On 20 February 2025, the order of the Minister of Finance dated 15 February 2025, on the directions of operation and development of the Ministry of Finance for 2025-2028 was published in the Official Gazette of the Minister of Finance. The Ministry envisages four lines of action: transparent and secure public finances (the aim is, inter alia, to increase the efficiency and effectiveness of tax collection); sustainable development of the tax system and professional and modern customer service (the aim is, inter alia, to simplify tax regulations and procedures and to increase Poland's tax competitiveness); a modern financial market (the aim is, inter alia, to eliminate regulatory barriers and create an environment conducive to development, including, for example, the introduction of REITs); and strengthening the organization's ability to perform tasks effectively.

Zarządzenie Ministra Finansów z dnia 15 lutego 2025 r. w sprawie określenia Kierunków działania i rozwoju Ministerstwa Finansów na lata 2025-2028 - Ministerstwo Finansów - Portal Gov.pl

According to the judgment of the Supreme Administrative Court in case I FSK 1797/21 dated 19 February 2025, when interpreting Article 108a(1d) of the VAT Act, in line with the laws in force in Poland in the period from 1 November 2019 to 3 December 2020, to rely solely on grammatical interpretation may prove to be substantively incorrect. It is a well-established view in jurisprudence that, given that VAT is subject to mandatory harmonization with EU law, particular attention should be paid to the value and economic effects of the transactions in question, having also regard to the objectives which the related provisions are intended to achieve. Therefore, it had to be concluded that the set-off described by the company in its application does not contain significant differences from the set-off referred to in Article 498 of the Civil Code.

Consequently, Article 108a(7) of the VAT Act will not apply to the settlement of liabilities by way of set-off.

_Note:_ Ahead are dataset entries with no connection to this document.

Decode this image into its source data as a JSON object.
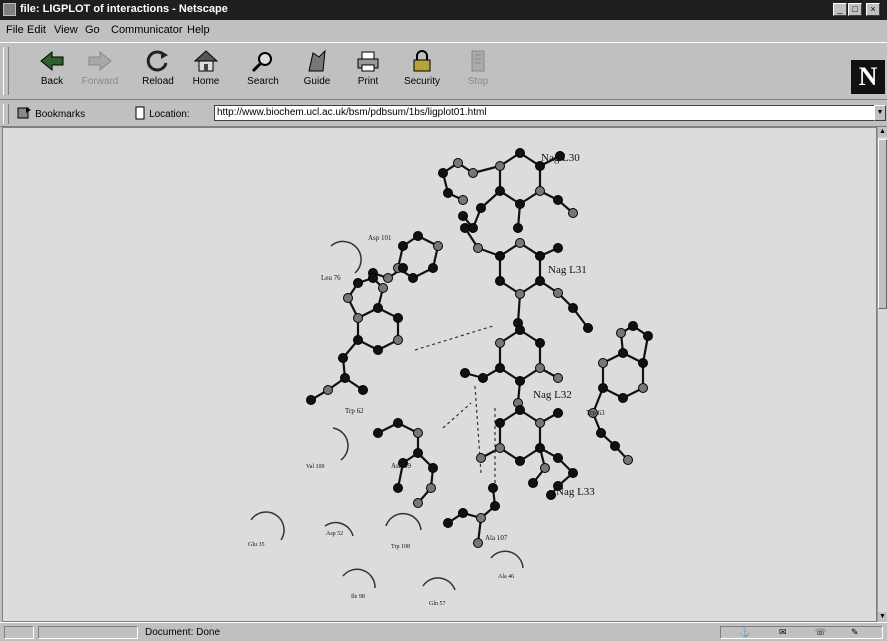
{
  "window": {
    "title": "file: LIGPLOT of interactions - Netscape"
  },
  "menu": {
    "items": [
      "File",
      "Edit",
      "View",
      "Go",
      "Communicator",
      "Help"
    ]
  },
  "toolbar": {
    "buttons": [
      {
        "label": "Back",
        "icon": "back-arrow-icon",
        "enabled": true
      },
      {
        "label": "Forward",
        "icon": "forward-arrow-icon",
        "enabled": false
      },
      {
        "label": "Reload",
        "icon": "reload-icon",
        "enabled": true
      },
      {
        "label": "Home",
        "icon": "home-icon",
        "enabled": true
      },
      {
        "label": "Search",
        "icon": "search-icon",
        "enabled": true
      },
      {
        "label": "Guide",
        "icon": "guide-icon",
        "enabled": true
      },
      {
        "label": "Print",
        "icon": "print-icon",
        "enabled": true
      },
      {
        "label": "Security",
        "icon": "security-icon",
        "enabled": true
      },
      {
        "label": "Stop",
        "icon": "stop-icon",
        "enabled": false
      }
    ]
  },
  "brand": {
    "logo_letter": "N"
  },
  "location": {
    "bookmarks_label": "Bookmarks",
    "location_label": "Location:",
    "url": "http://www.biochem.ucl.ac.uk/bsm/pdbsum/1bs/ligplot01.html"
  },
  "ligplot": {
    "residue_labels": [
      "Nag L30",
      "Nag L31",
      "Nag L32",
      "Nag L33",
      "Asp 101",
      "Leu 76",
      "Trp 62",
      "Trp 63",
      "Asn 59",
      "Ala 107",
      "Val 109",
      "Asp 52",
      "Glu 35",
      "Trp 108",
      "Ile 98",
      "Gln 57",
      "Ala 46"
    ]
  },
  "status": {
    "text": "Document: Done"
  }
}
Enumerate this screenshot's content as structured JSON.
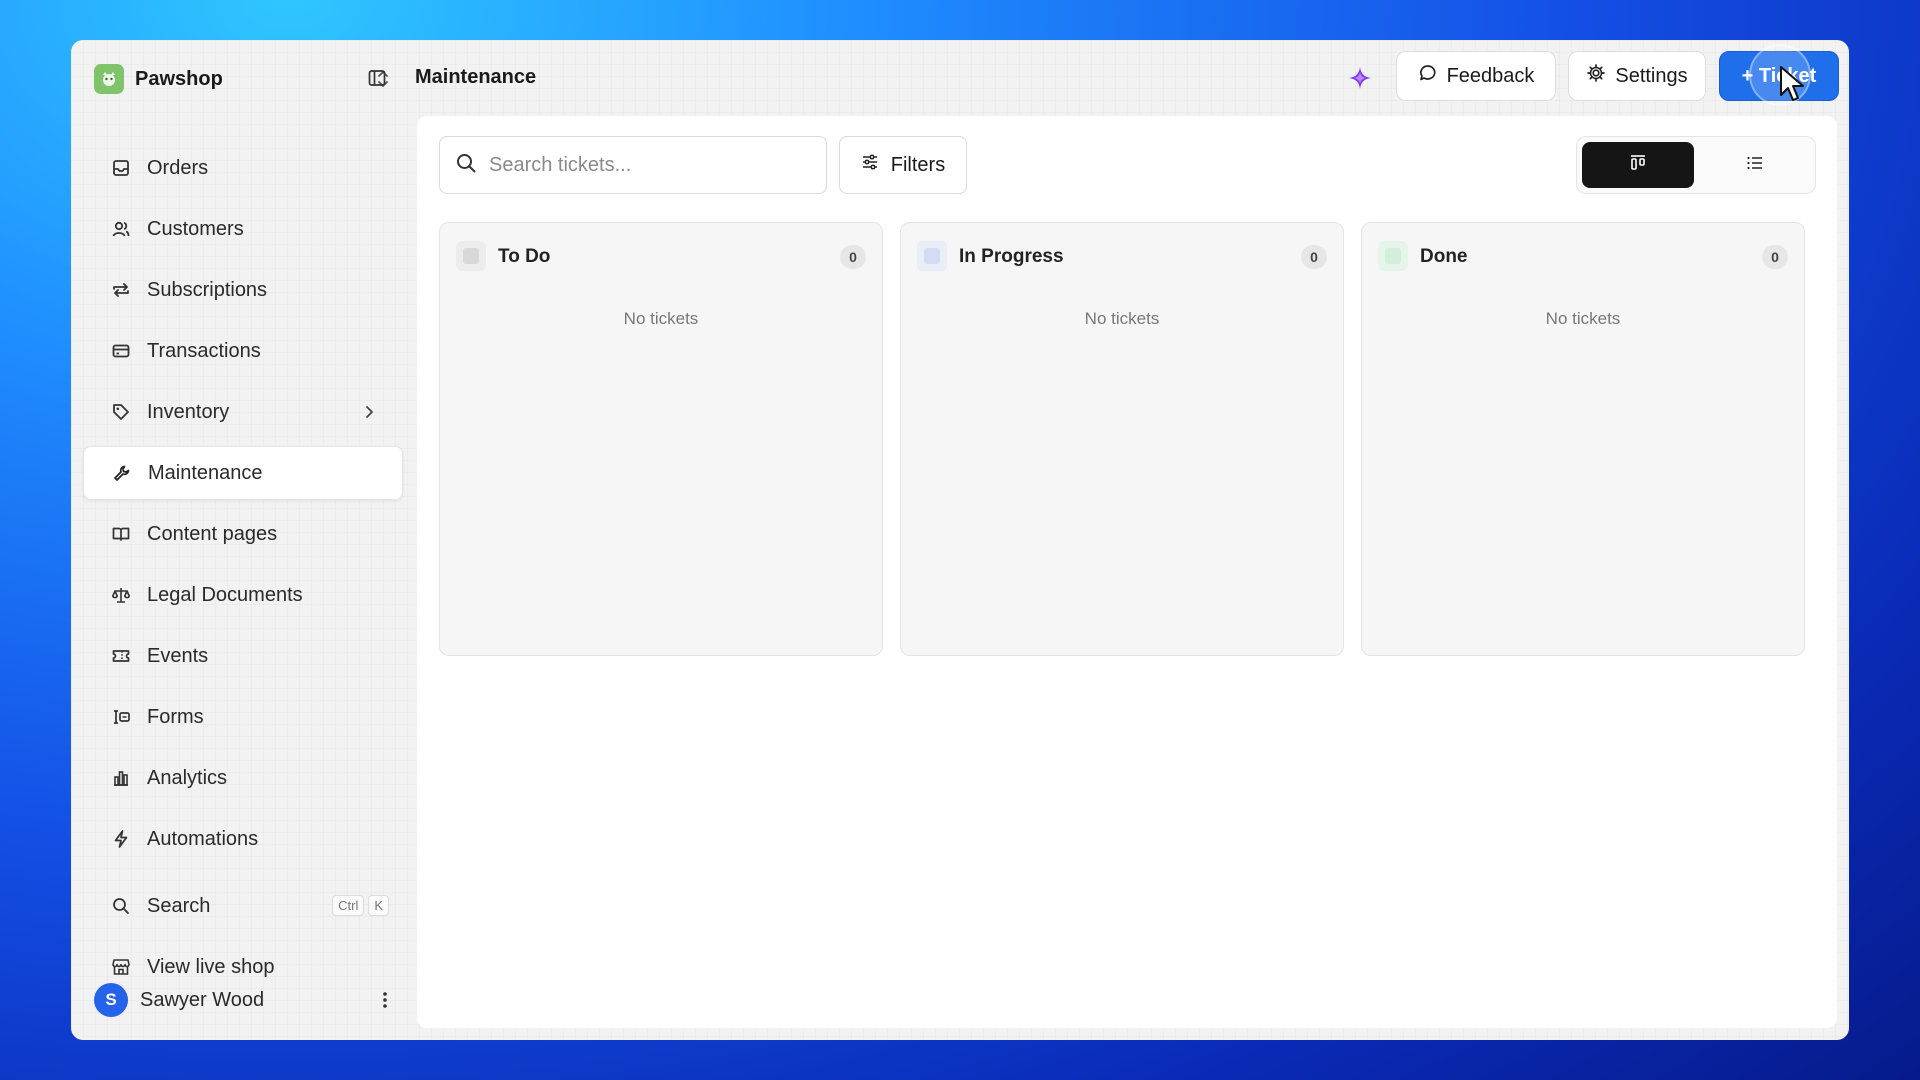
{
  "brand": {
    "name": "Pawshop"
  },
  "header": {
    "title": "Maintenance",
    "feedback_label": "Feedback",
    "settings_label": "Settings",
    "ticket_label": "+ Ticket"
  },
  "sidebar": {
    "items": [
      {
        "label": "Orders",
        "icon": "inbox-icon"
      },
      {
        "label": "Customers",
        "icon": "users-icon"
      },
      {
        "label": "Subscriptions",
        "icon": "repeat-icon"
      },
      {
        "label": "Transactions",
        "icon": "credit-card-icon"
      },
      {
        "label": "Inventory",
        "icon": "tag-icon"
      },
      {
        "label": "Maintenance",
        "icon": "wrench-icon",
        "active": true
      },
      {
        "label": "Content pages",
        "icon": "book-icon"
      },
      {
        "label": "Legal Documents",
        "icon": "scale-icon"
      },
      {
        "label": "Events",
        "icon": "ticket-icon"
      },
      {
        "label": "Forms",
        "icon": "form-icon"
      },
      {
        "label": "Analytics",
        "icon": "bar-chart-icon"
      },
      {
        "label": "Automations",
        "icon": "bolt-icon"
      }
    ],
    "search": {
      "label": "Search",
      "shortcut_ctrl": "Ctrl",
      "shortcut_key": "K"
    },
    "live_shop_label": "View live shop",
    "user": {
      "name": "Sawyer Wood",
      "initial": "S"
    }
  },
  "toolbar": {
    "search_placeholder": "Search tickets...",
    "filters_label": "Filters"
  },
  "board": {
    "columns": [
      {
        "title": "To Do",
        "count": "0",
        "empty_text": "No tickets",
        "color": "#d8d8d8"
      },
      {
        "title": "In Progress",
        "count": "0",
        "empty_text": "No tickets",
        "color": "#d3dcf3"
      },
      {
        "title": "Done",
        "count": "0",
        "empty_text": "No tickets",
        "color": "#d3efdc"
      }
    ]
  },
  "colors": {
    "accent": "#1f6feb",
    "sparkle": "#7c3aed"
  }
}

According to the judgment of the Supreme Administrative Court dated 19 February 2025 in case II FSK 651/22, subsidies from the Guaranteed Employee Benefits Fund (GEBF) used to co-finance remuneration of employees engaged as part of the Special Economic Zone (SEZ) activities (pursued under a relevant permit) shall be treated as revenue from income tax-exempt activities in line with Article 17(1)(34) of the CIT Act. In the Court's opinion, there is a close and indissoluble functional connection between subsidizing employees' salaries from GEBF and the company's economic activity conducted in the SEZ on the basis of the permit, and therefore such subsidies are an integral part of the SEZ activity.

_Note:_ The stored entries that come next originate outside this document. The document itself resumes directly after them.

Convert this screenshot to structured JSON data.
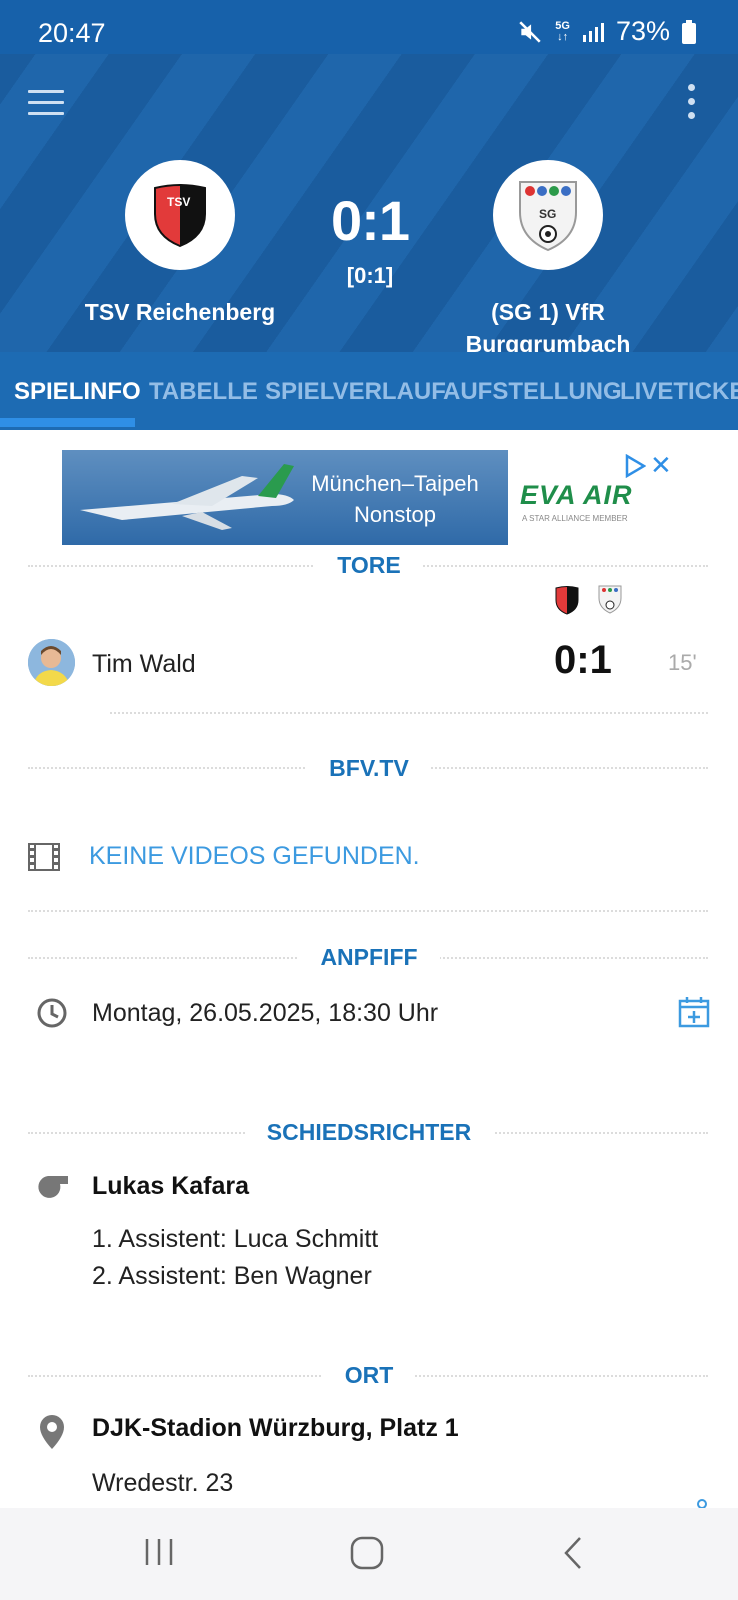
{
  "status": {
    "time": "20:47",
    "network": "5G",
    "battery": "73%"
  },
  "match": {
    "home_team": "TSV Reichenberg",
    "home_crest_text": "TSV",
    "away_team_line1": "(SG 1) VfR",
    "away_team_line2": "Burggrumbach",
    "away_crest_text": "SG",
    "score": "0:1",
    "halftime": "[0:1]"
  },
  "tabs": [
    {
      "label": "SPIELINFO"
    },
    {
      "label": "TABELLE"
    },
    {
      "label": "SPIELVERLAUF"
    },
    {
      "label": "AUFSTELLUNG"
    },
    {
      "label": "LIVETICKER"
    }
  ],
  "ad": {
    "headline_line1": "München–Taipeh",
    "headline_line2": "Nonstop",
    "brand": "EVA AIR",
    "tagline": "A STAR ALLIANCE MEMBER"
  },
  "goals": {
    "title": "TORE",
    "items": [
      {
        "player": "Tim Wald",
        "score": "0:1",
        "minute": "15'"
      }
    ]
  },
  "tv": {
    "title": "BFV.TV",
    "empty_text": "KEINE VIDEOS GEFUNDEN."
  },
  "kickoff": {
    "title": "ANPFIFF",
    "datetime": "Montag, 26.05.2025, 18:30 Uhr"
  },
  "referee": {
    "title": "SCHIEDSRICHTER",
    "name": "Lukas Kafara",
    "assistant1": "1. Assistent: Luca Schmitt",
    "assistant2": "2. Assistent: Ben Wagner"
  },
  "location": {
    "title": "ORT",
    "venue": "DJK-Stadion Würzburg, Platz 1",
    "street": "Wredestr. 23"
  },
  "colors": {
    "header": "#1a5c9e",
    "tabs": "#1d6bb3",
    "accent": "#1a72b8",
    "link": "#3c9ae0"
  }
}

Receiving a subsidy from GEBF was an exceptional and specific situation and therefore, despite doubts that may arise from a literal interpretation of the provision, the subsidy in question is revenue from exempt activity.

According to the judgment of the Supreme Administrative Court in case II FSK 609/22 dated 19 February 2025, pursuant to Article 7 of the Poland-Denmark DTT, a permanent establishment (PE) in Poland can only exist if profit can be attributed to it. However, since the description of the facts clearly indicates that no income (revenue) will be generated in Poland by the Danish company, i.e. no profits can be attributed to it, there are no grounds to assume that a permanent establishment will exist in the territory of Poland. The mere presence in the territory of Poland of employees performing auxiliary and preparatory tasks is not sufficient to assume that a permanent establishment has been created.

Thus, there are no grounds for taxing the revenue from a permanent establishment in the territory of Poland, as there is no such revenue.